5. Troubleshooting and Optimization

5.1 Common Issues

5.1.1 Rules Not Effective

# Check rules
iptables -L -n -v
firewall-cmd --list-all

# Check service status
systemctl status iptables
systemctl status firewalld

# Check logs
tail -f /var/log/messages
journalctl -u firewalld -f

5.1.2 Connection Refused

# Enable logging
iptables -A INPUT -j LOG --log-prefix "INPUT DROP: "

# View logs
tail -f /var/log/messages

# firewalld logging
firewall-cmd --set-log-denied=all

5.2 Performance Optimization

5.2.1 Rule Optimization

# Place frequently used rules first
iptables -I INPUT 1 -p tcp --dport 80 -j ACCEPT

# Use state match to reduce rule count
iptables -A INPUT -m state --state ESTABLISHED,RELATED -j ACCEPT

# Use multiport for multiple ports
iptables -A INPUT -p tcp -m multiport --dports 80,443,8080 -j ACCEPT

5.2.2 Monitoring and Statistics

# View rule statistics
iptables -L -n -v --line-numbers

# Reset counters
iptables -Z

# Real‑time monitoring
watch -n 1 'iptables -L -n -v'

6. Security Best Practices

6.1 Basic Principles

Least Privilege : only open necessary ports and services.

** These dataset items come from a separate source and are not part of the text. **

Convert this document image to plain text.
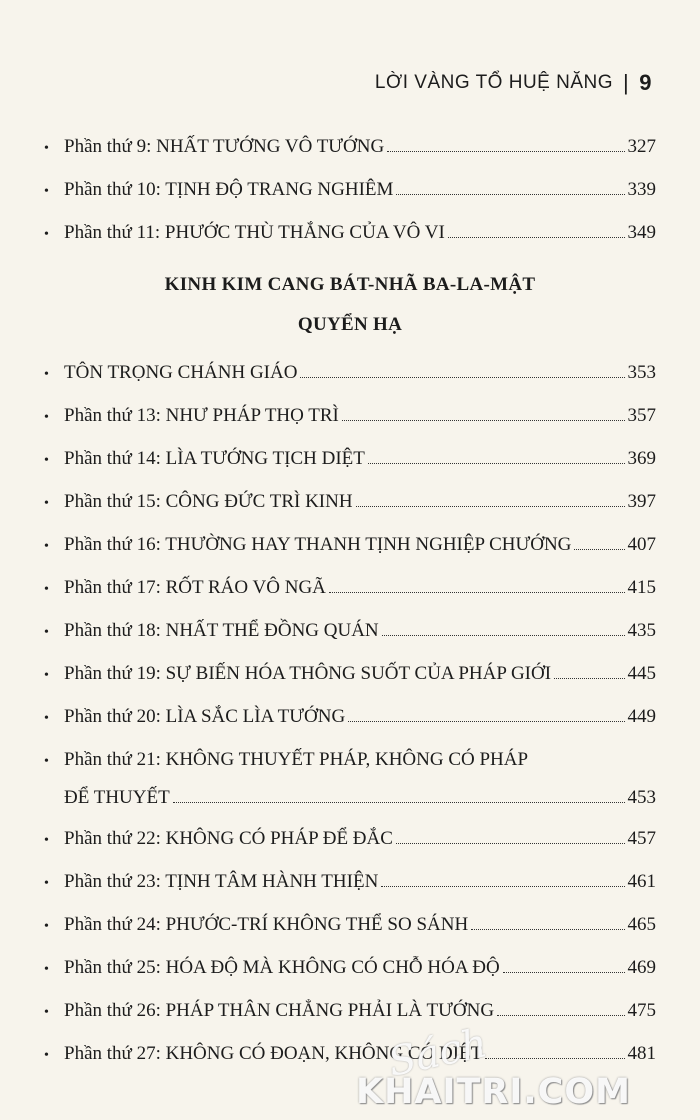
LỜI VÀNG TỔ HUỆ NĂNG | 9
• Phần thứ 9: NHẤT TƯỚNG VÔ TƯỚNG	327
• Phần thứ 10: TỊNH ĐỘ TRANG NGHIÊM	339
• Phần thứ 11: PHƯỚC THÙ THẮNG CỦA VÔ VI	349
KINH KIM CANG BÁT-NHÃ BA-LA-MẬT
QUYỂN HẠ
• TÔN TRỌNG CHÁNH GIÁO	353
• Phần thứ 13: NHƯ PHÁP THỌ TRÌ	357
• Phần thứ 14: LÌA TƯỚNG TỊCH DIỆT	369
• Phần thứ 15: CÔNG ĐỨC TRÌ KINH	397
• Phần thứ 16: THƯỜNG HAY THANH TỊNH NGHIỆP CHƯỚNG	407
• Phần thứ 17: RỐT RÁO VÔ NGÃ	415
• Phần thứ 18: NHẤT THỂ ĐỒNG QUÁN	435
• Phần thứ 19: SỰ BIẾN HÓA THÔNG SUỐT CỦA PHÁP GIỚI	445
• Phần thứ 20: LÌA SẮC LÌA TƯỚNG	449
• Phần thứ 21: KHÔNG THUYẾT PHÁP, KHÔNG CÓ PHÁP
ĐỂ THUYẾT	453
• Phần thứ 22: KHÔNG CÓ PHÁP ĐỂ ĐẮC	457
• Phần thứ 23: TỊNH TÂM HÀNH THIỆN	461
• Phần thứ 24: PHƯỚC-TRÍ KHÔNG THỂ SO SÁNH	465
• Phần thứ 25: HÓA ĐỘ MÀ KHÔNG CÓ CHỖ HÓA ĐỘ	469
• Phần thứ 26: PHÁP THÂN CHẲNG PHẢI LÀ TƯỚNG	475
• Phần thứ 27: KHÔNG CÓ ĐOẠN, KHÔNG CÓ DIỆT	481
Sách
KHAITRI.COM
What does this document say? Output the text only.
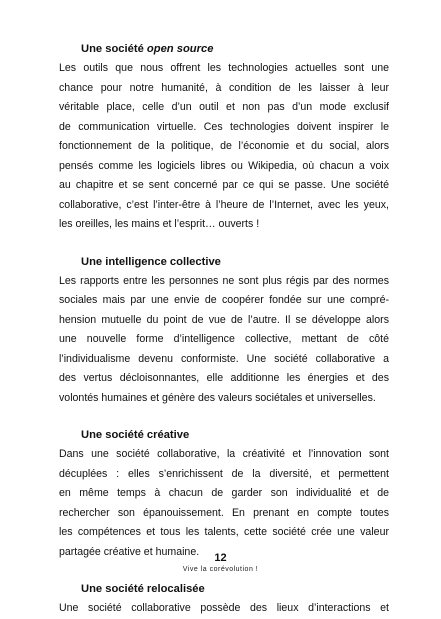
Une société open source

Les outils que nous offrent les technologies actuelles sont une
chance pour notre humanité, à condition de les laisser à leur
véritable place, celle d’un outil et non pas d’un mode exclusif
de communication virtuelle. Ces technologies doivent inspirer le
fonctionnement de la politique, de l’économie et du social, alors
pensés comme les logiciels libres ou Wikipedia, où chacun a voix
au chapitre et se sent concerné par ce qui se passe. Une société
collaborative, c’est l’inter-être à l’heure de l’Internet, avec les yeux,
les oreilles, les mains et l’esprit… ouverts !

Une intelligence collective

Les rapports entre les personnes ne sont plus régis par des normes
sociales mais par une envie de coopérer fondée sur une compré-
hension mutuelle du point de vue de l’autre. Il se développe alors
une nouvelle forme d’intelligence collective, mettant de côté
l’individualisme devenu conformiste. Une société collaborative a
des vertus décloisonnantes, elle additionne les énergies et des
volontés humaines et génère des valeurs sociétales et universelles.

Une société créative

Dans une société collaborative, la créativité et l’innovation sont
décuplées : elles s’enrichissent de la diversité, et permettent
en même temps à chacun de garder son individualité et de
rechercher son épanouissement. En prenant en compte toutes
les compétences et tous les talents, cette société crée une valeur
partagée créative et humaine.

Une société relocalisée

Une société collaborative possède des lieux d’interactions et

12
Vive la corévolution !
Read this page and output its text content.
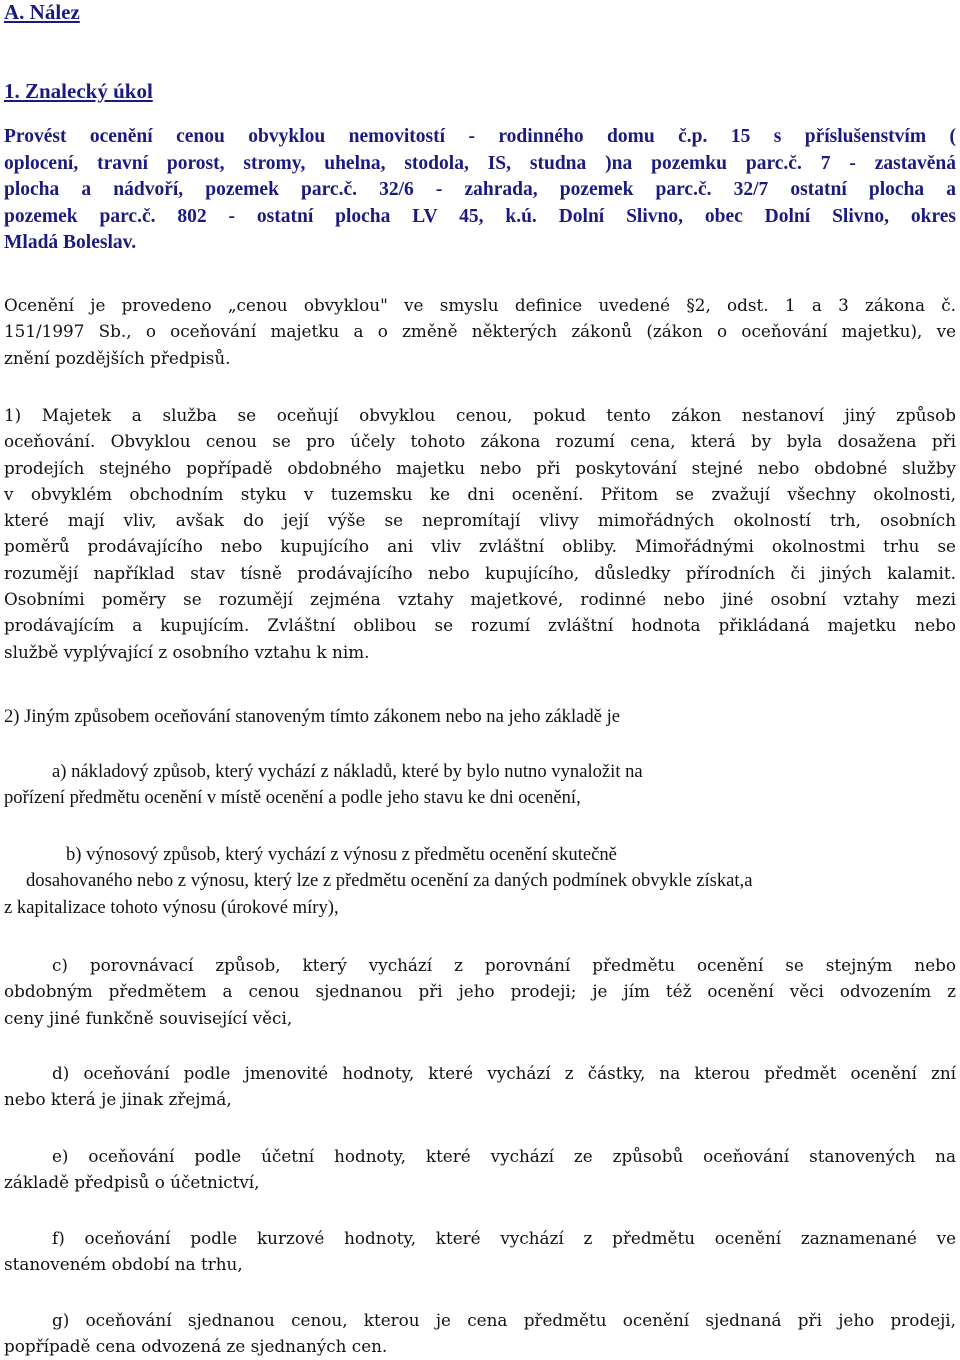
A. Nález
1. Znalecký úkol
Provést ocenění cenou obvyklou nemovitostí - rodinného domu č.p. 15 s příslušenstvím (
oplocení, travní porost, stromy, uhelna, stodola, IS, studna )na pozemku parc.č. 7 - zastavěná
plocha a nádvoří, pozemek parc.č. 32/6 - zahrada, pozemek parc.č. 32/7 ostatní plocha a
pozemek parc.č. 802 - ostatní plocha LV 45, k.ú. Dolní Slivno, obec Dolní Slivno, okres
Mladá Boleslav.
Ocenění je provedeno „cenou obvyklou" ve smyslu definice uvedené §2, odst. 1 a 3 zákona č.
151/1997 Sb., o oceňování majetku a o změně některých zákonů (zákon o oceňování majetku), ve
znění pozdějších předpisů.
1) Majetek a služba se oceňují obvyklou cenou, pokud tento zákon nestanoví jiný způsob
oceňování. Obvyklou cenou se pro účely tohoto zákona rozumí cena, která by byla dosažena při
prodejích stejného popřípadě obdobného majetku nebo při poskytování stejné nebo obdobné služby
v obvyklém obchodním styku v tuzemsku ke dni ocenění. Přitom se zvažují všechny okolnosti,
které mají vliv, avšak do její výše se nepromítají vlivy mimořádných okolností trh, osobních
poměrů prodávajícího nebo kupujícího ani vliv zvláštní obliby. Mimořádnými okolnostmi trhu se
rozumějí například stav tísně prodávajícího nebo kupujícího, důsledky přírodních či jiných kalamit.
Osobními poměry se rozumějí zejména vztahy majetkové, rodinné nebo jiné osobní vztahy mezi
prodávajícím a kupujícím. Zvláštní oblibou se rozumí zvláštní hodnota přikládaná majetku nebo
službě vyplývající z osobního vztahu k nim.
2) Jiným způsobem oceňování stanoveným tímto zákonem nebo na jeho základě je
a) nákladový způsob, který vychází z nákladů, které by bylo nutno vynaložit na
pořízení předmětu ocenění v místě ocenění a podle jeho stavu ke dni ocenění,
b) výnosový způsob, který vychází z výnosu z předmětu ocenění skutečně
dosahovaného nebo z výnosu, který lze z předmětu ocenění za daných podmínek obvykle získat,a
z kapitalizace tohoto výnosu (úrokové míry),
c) porovnávací způsob, který vychází z porovnání předmětu ocenění se stejným nebo
obdobným předmětem a cenou sjednanou při jeho prodeji; je jím též ocenění věci odvozením z
ceny jiné funkčně související věci,
d) oceňování podle jmenovité hodnoty, které vychází z částky, na kterou předmět ocenění zní
nebo která je jinak zřejmá,
e) oceňování podle účetní hodnoty, které vychází ze způsobů oceňování stanovených na
základě předpisů o účetnictví,
f) oceňování podle kurzové hodnoty, které vychází z předmětu ocenění zaznamenané ve
stanoveném období na trhu,
g) oceňování sjednanou cenou, kterou je cena předmětu ocenění sjednaná při jeho prodeji,
popřípadě cena odvozená ze sjednaných cen.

Whitelist Strategy : default deny all, allow only required connections.

Regular Audits : periodically review and update firewall rules.

Log Monitoring : enable logging and analyze regularly.

6.2 Configuration Recommendations

# Reasonable default policy
iptables -P INPUT DROP
iptables -P FORWARD DROP
iptables -P OUTPUT ACCEPT

# Enable connection tracking
iptables -A INPUT -m state --state ESTABLISHED,RELATED -j ACCEPT

# Limit connection rate
iptables -A INPUT -p tcp --dport 22 -m limit --limit 5/min --limit-burst 10 -j ACCEPT

# Prevent scans
iptables -A INPUT -p tcp --tcp-flags ALL NONE -j DROP
iptables -A INPUT -p tcp --tcp-flags ALL ALL -j DROP

6.3 Backup and Restore

# Backup iptables
iptables-save > /root/iptables.backup.$(date +%Y%m%d)

# Restore iptables
iptables-restore < /root/iptables.backup.20231201

# Backup firewalld configuration
cp -r /etc/firewalld /root/firewalld.backup.$(date +%Y%m%d)

7. Summary

iptables and firewalld are powerful Linux firewall tools. iptables offers low‑level control for detailed rule requirements, while firewalld provides a user‑friendly interface and dynamic configuration suitable for everyday operations. Choose the tool based on scenario, define appropriate policies, and perform regular security audits and rule optimizations.